FIRST-HAND REPORT: The White House health care summit

The following report from the March 5 White House Health Care Summit from Dr. Oliver Fein, president of Physicians for a National Health Program, was posted on PNHP’s blog.

Original source:

Thanks to many grassroots activists and physicians who called the White House and threatened to demonstrate outside its gates, I was at the Health Care Summit at the White House on March 5 along with Rep. John Conyers Jr. (D-Mich.). And it was good thing. It meant that the single-payer position was recognized as one pathway to health care reform.

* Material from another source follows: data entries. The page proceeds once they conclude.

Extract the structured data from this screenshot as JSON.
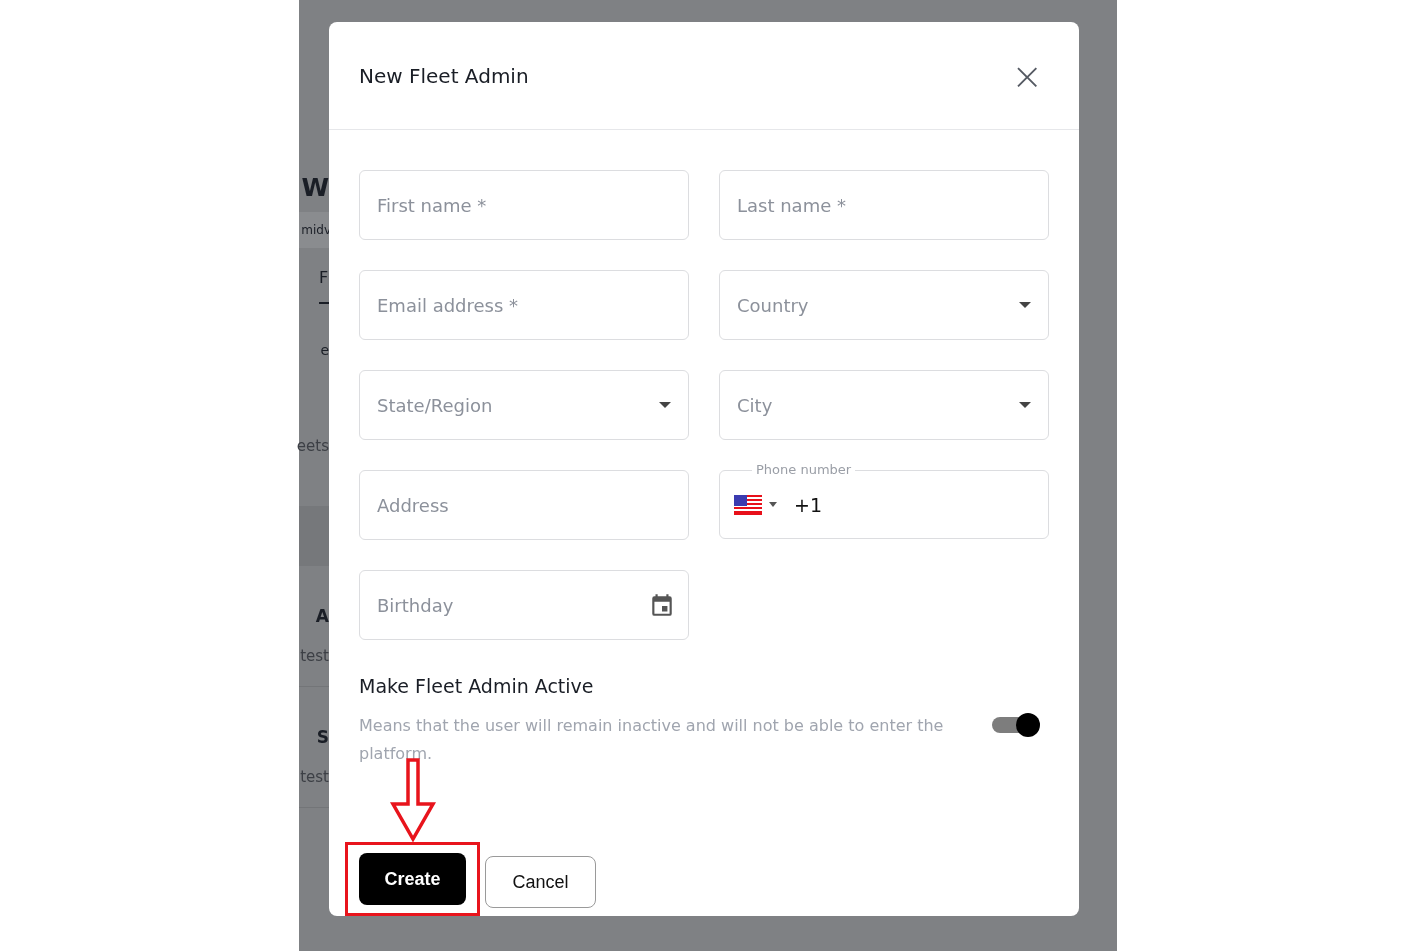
{
  "background_page": {
    "fragments": [
      {
        "kind": "heading",
        "text": "W"
      },
      {
        "kind": "subtitle",
        "text": "midv"
      },
      {
        "kind": "tab",
        "text": "F"
      },
      {
        "kind": "text",
        "text": "e"
      },
      {
        "kind": "large",
        "text": "eets"
      },
      {
        "kind": "band"
      },
      {
        "kind": "bold",
        "text": "A"
      },
      {
        "kind": "muted",
        "text": "test"
      },
      {
        "kind": "bold",
        "text": "S"
      },
      {
        "kind": "muted",
        "text": "test"
      }
    ]
  },
  "dialog": {
    "title": "New Fleet Admin",
    "close": "×",
    "fields": [
      {
        "kind": "text",
        "placeholder": "First name *"
      },
      {
        "kind": "text",
        "placeholder": "Last name *"
      },
      {
        "kind": "text",
        "placeholder": "Email address *"
      },
      {
        "kind": "select",
        "placeholder": "Country"
      },
      {
        "kind": "select",
        "placeholder": "State/Region"
      },
      {
        "kind": "select",
        "placeholder": "City"
      },
      {
        "kind": "text",
        "placeholder": "Address"
      },
      {
        "kind": "phone",
        "label": "Phone number",
        "value": "+1"
      },
      {
        "kind": "date",
        "placeholder": "Birthday"
      }
    ],
    "active": {
      "title": "Make Fleet Admin Active",
      "description": "Means that the user will remain inactive and will not be able to enter the platform.",
      "on": true
    },
    "buttons": [
      {
        "kind": "primary",
        "label": "Create",
        "highlighted": true
      },
      {
        "kind": "secondary",
        "label": "Cancel",
        "highlighted": false
      }
    ]
  }
}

It also meant that one of our concerns was present: namely, that any health care reform that includes the for-profit, private health insurance companies will fail to provide universal coverage, will not be able to reduce heath care costs, and will increase the number of underinsured. It’s important to note that there were others at the summit who are known to be sympathetic to single payer, including some past and present co-sponsors of H.R. 676 and Sen. Bernie Sanders of Vermont. (More on Sanders below.) That said, it is true that the summit was carefully choreographed. The opening plenary featured Travis Ulerick, a 24-year-old firefighter from Dublin, Ind., who had sponsored a “health care community discussion” (house party) in his fire station in December. He read off the names of six other people who had hosted similar house parties who had been invited to participate in the summit. Ulerick called attention to a booklet, “Report on Health Care Community Discussions,” which was distributed to all summit participants. It focuses on cost, access, quality and system performance as the major problems facing the American health care system. As solutions, it offers creation of a health insurance exchange, reducing prescription drug costs, research and standards to improve quality and efficiency, simplification and information technology, education for wellness and the promotion of healthy lifestyles.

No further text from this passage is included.